A report prepared for Federal Transit Administration says that Virginia must adjust the timetable and expenses for the first phase of the project.

According to today's Washington Post, the Commonwealth must cut at least $250 million off the price tag of the first leg of Metrorail service to Dulles International Airport to meet the Federal Transit Administration's cost-efficiency guidelines and qualify for crucial U.S. funding. The Post says that federal officials warned in a report released yesterday that the first phase of Dulles rail service -- from East Falls Church through Tysons Corner to Reston -- is late and over budget, saying it would now cost $2.83 billion and take about 15 months longer to complete than previously estimated.

The 23-mile rail line's first phase will extend to Wiehle Avenue in Reston and is expected to be completed by 2012. The second phase, which was not addressed in yesterday's report, would extend beyond the airport, with two stops in Loudoun County. The full project will cost more than $5 billion and is scheduled to be done by 2015.

The Washington Examiner says that Monday's report, prepared by Hill International Inc., is one of two independent reviews that will play heavily into whether the FTA agrees to grant $900 million to the project.
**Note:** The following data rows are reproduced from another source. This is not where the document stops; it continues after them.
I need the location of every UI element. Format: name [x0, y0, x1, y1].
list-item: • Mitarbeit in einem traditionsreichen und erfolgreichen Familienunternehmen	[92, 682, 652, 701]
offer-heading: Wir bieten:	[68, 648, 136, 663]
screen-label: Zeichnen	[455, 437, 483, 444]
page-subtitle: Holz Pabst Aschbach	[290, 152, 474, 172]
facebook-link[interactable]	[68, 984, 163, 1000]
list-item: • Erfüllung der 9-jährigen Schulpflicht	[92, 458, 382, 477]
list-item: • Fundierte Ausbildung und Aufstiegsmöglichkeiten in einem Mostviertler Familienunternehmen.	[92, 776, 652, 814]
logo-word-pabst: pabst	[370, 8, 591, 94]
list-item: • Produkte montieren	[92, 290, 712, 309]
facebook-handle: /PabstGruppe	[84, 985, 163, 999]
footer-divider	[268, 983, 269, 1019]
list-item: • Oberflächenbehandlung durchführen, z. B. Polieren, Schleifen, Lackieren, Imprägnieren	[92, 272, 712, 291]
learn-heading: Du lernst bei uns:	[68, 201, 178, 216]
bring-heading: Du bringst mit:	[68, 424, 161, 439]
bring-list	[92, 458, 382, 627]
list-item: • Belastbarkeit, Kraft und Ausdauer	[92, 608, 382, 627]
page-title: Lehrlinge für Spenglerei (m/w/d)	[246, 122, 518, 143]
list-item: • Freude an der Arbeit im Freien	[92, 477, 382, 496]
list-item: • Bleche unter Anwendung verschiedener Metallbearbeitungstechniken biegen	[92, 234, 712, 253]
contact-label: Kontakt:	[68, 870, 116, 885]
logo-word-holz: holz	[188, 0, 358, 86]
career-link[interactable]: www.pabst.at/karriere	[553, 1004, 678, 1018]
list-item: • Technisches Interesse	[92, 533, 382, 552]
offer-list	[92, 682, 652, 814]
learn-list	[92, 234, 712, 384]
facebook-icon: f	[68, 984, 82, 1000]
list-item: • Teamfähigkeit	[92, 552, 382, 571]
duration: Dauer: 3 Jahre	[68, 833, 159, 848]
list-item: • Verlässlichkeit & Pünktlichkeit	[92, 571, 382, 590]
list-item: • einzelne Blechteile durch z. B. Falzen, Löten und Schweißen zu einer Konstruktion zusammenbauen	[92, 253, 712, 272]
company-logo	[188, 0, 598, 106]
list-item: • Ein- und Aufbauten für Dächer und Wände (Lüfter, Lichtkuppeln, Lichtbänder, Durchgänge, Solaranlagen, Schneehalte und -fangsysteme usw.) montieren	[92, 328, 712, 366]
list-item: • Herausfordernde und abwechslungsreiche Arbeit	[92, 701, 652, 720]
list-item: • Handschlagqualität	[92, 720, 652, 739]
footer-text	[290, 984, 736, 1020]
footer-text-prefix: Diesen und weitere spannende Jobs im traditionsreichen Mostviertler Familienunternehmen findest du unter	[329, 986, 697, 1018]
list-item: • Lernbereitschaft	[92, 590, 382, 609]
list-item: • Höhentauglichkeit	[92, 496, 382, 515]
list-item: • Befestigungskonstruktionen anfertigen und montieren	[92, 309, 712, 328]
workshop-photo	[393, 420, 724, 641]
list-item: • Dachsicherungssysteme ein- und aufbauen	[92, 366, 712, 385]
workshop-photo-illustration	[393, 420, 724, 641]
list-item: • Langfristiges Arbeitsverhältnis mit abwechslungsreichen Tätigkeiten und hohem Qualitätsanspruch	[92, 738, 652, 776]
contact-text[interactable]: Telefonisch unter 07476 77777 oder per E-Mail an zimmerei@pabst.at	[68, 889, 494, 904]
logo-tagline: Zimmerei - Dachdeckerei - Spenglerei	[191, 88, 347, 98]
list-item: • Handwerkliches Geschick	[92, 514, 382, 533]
The document comes on the heels of a highly critical audit from the U.S. Department of Transportation?s inspector general, who attacked Dulles Rail's repeated timeline slippage and cost escalation.

"We appreciate the complexities of the cost-effective measurements that are required by federal law," the Metropolitan Washington Airports Authority, which is managing the project, said in a statement. "We fully intend to achieve the cost adjustments to make the project eligible for FTA funding."

The Times Community newspaper meanwhile reports that "if the revised figures in any way affect potential ridership or benefits of use to riders, the FTA warned that the project's standing may suffer as a result." The paper also quotes FTA spokesman Wes Irvin. "Anything you take out like that may force us to re-evaluate user benefits." Savings found by reducing the number of rail cars serving the new line, for example, would affect ridership, and therefore would degrade the cost-effectiveness rating.